As more and more picnic tables and iron grills began to emerge from the flooded waters of Ray Roberts Lake, rangers at the Isle du Bois unit of the state park noticed some new additions to the infrastructure.
Cathy Milliger, a seasonal employee with the park, scraped her hand under one of the aluminum picnic tables on Tuesday morning. She lifted up her hand, and piled high in her palm were dozens of tiny zebra mussels, all about the size of a black-eyed pea.
“What surprised us was how difficult they are to get off. They are on everything,” she said, examining the pile of mussels.
“The picnic tables that were under water for any length of time have them all over them. The limbs and stuff that were in the water, it looks like it’s a zebra mussel plant. It’s incredible how damaging they are.”
Zebra mussels, an invasive species, have been spreading across the United States for decades and are beginning to show up in more and more lakes across Texas, according to Bryan Daniels, a Texas Parks and Wildlife resource specialist at Ray Roberts Lake State Park.
Zebra mussels were first found in Ray Roberts Lake in 2012. Experts believe the pests hitched a ride to Ray Roberts on a boat that had been on Lake Texoma.
The mussels out-compete native freshwater mussels and build up in massive numbers around a lake. Scientists haven’t found a good way to remove them, either, according to Jason Schooley, assistant superintendent at the Isle du Bois unit.
“Once they’re here, they’re here. They haven’t figured a way to get them out. There’s no remedy for this at this point, at least no cost-effective ones,” he said while driving his truck around the campgrounds. “Over time they’ll go away, just like any other shell. They’ll disintegrate over time as people walk on them.
“But, they won’t go away as far as the lake is concerned. They don’t have a method for getting them out of the lake.”
Daniels said chemicals were used in 2012 to try and reduce the mussels, but that wasn’t cost effective — or effective at all, for that matter. The mussels are filtering organisms, and the lake’s water is clearer as a result. That may make for better bass fishing, but the mussels’ presence will have a negative effect over time.
“In the long run, it’ll actually be worse because different plant species will be able to grow and colonize different areas,” Daniels said. “It’ll change the whole structure of the water column because light can penetrate deeper into the lake.”
Park employees have been working for “weeks and weeks,” Milliger said, to clean off the mussels from everything that was under water. They have cleaned mussels from tables, grills, electrical outlets, trees, shrubs and bathrooms.
When the mussels are wet and alive, they are extremely difficult to remove. Rangers must use a power washer and scraper to get them off a surface. After they die and dry off, they can be removed by hand — although they can be dangerous to walk on.
“There’s one right there,” Milliger said. “Feel how sharp that is, if you were to step on that. Think about a bunch of those. They can definitely cut your feet.”

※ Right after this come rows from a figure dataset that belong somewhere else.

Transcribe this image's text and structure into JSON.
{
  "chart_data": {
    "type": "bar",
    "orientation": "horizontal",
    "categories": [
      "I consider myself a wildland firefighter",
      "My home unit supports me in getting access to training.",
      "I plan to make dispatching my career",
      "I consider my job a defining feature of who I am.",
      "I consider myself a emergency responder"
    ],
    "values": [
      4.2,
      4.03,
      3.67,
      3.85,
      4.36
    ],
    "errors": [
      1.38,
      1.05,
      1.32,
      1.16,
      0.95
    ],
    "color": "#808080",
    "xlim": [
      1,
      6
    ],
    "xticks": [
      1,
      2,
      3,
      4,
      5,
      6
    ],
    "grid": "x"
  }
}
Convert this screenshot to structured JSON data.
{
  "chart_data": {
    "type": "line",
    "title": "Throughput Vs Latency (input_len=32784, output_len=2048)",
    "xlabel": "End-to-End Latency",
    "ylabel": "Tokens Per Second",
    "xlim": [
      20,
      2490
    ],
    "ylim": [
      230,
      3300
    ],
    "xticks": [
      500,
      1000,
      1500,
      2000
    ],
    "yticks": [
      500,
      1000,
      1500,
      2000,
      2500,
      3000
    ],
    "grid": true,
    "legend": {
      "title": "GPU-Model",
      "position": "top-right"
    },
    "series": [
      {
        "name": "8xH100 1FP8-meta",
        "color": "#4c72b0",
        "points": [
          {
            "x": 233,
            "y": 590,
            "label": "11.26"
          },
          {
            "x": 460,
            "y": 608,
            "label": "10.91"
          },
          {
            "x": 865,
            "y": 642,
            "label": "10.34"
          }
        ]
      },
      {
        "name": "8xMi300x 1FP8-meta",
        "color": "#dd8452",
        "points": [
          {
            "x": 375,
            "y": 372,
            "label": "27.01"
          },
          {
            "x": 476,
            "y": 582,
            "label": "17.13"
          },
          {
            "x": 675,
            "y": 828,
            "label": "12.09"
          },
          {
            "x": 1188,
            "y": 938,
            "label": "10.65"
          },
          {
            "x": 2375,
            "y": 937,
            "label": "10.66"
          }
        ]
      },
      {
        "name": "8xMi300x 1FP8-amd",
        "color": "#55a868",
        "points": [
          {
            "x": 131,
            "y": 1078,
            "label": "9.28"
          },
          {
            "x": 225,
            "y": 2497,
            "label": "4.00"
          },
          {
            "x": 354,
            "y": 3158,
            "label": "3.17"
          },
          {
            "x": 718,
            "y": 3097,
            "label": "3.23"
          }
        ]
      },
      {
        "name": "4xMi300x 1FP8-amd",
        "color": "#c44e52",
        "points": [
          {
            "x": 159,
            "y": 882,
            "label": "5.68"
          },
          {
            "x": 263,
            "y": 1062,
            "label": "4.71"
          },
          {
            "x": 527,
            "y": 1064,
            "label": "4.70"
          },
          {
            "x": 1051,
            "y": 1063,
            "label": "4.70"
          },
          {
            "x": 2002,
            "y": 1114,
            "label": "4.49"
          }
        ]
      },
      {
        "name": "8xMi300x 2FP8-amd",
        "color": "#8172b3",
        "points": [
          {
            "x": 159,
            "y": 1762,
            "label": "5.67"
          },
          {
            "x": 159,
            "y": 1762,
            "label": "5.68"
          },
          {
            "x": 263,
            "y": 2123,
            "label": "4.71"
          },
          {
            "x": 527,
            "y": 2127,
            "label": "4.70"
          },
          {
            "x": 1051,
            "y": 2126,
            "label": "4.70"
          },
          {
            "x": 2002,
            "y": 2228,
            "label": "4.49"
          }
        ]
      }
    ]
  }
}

Park employees are doing their best to remove the mussels from the areas of the park that have dried out, Schooley said. “They won’t be able to remove them all at once, though.
“As they are out of the water they’ll die and they’ll dry up,” Schooley said. “As you saw, [Milliger] was able to pull them off with her bare hands. If they were alive, that wouldn’t even be an option. You’d have to use a tool and gloves and all that stuff.
“Down in our day-use area we are cleaning up as best we can, as much as we can. But it’s like confetti; you can’t get all of it. It’s not going to be completely gone.”
It’s yet to be seen if zebra mussels will fade away over time. But both Schooley and Milliger agreed that as long as people keep spreading the pests by not cleaning their boats and water vessels, they aren’t going anywhere anytime soon.
“Other lakes, like Texoma, are also infested with zebra mussels pretty bad. I don’t know if we are the worst one, but apparently it doesn’t take long. Just one person bringing their boat to an unaffected lake could start it,” Milliger said.
“We need people to be diligent about when they pull their boats out to clean, drain and dry and do it every time you take your boat out.”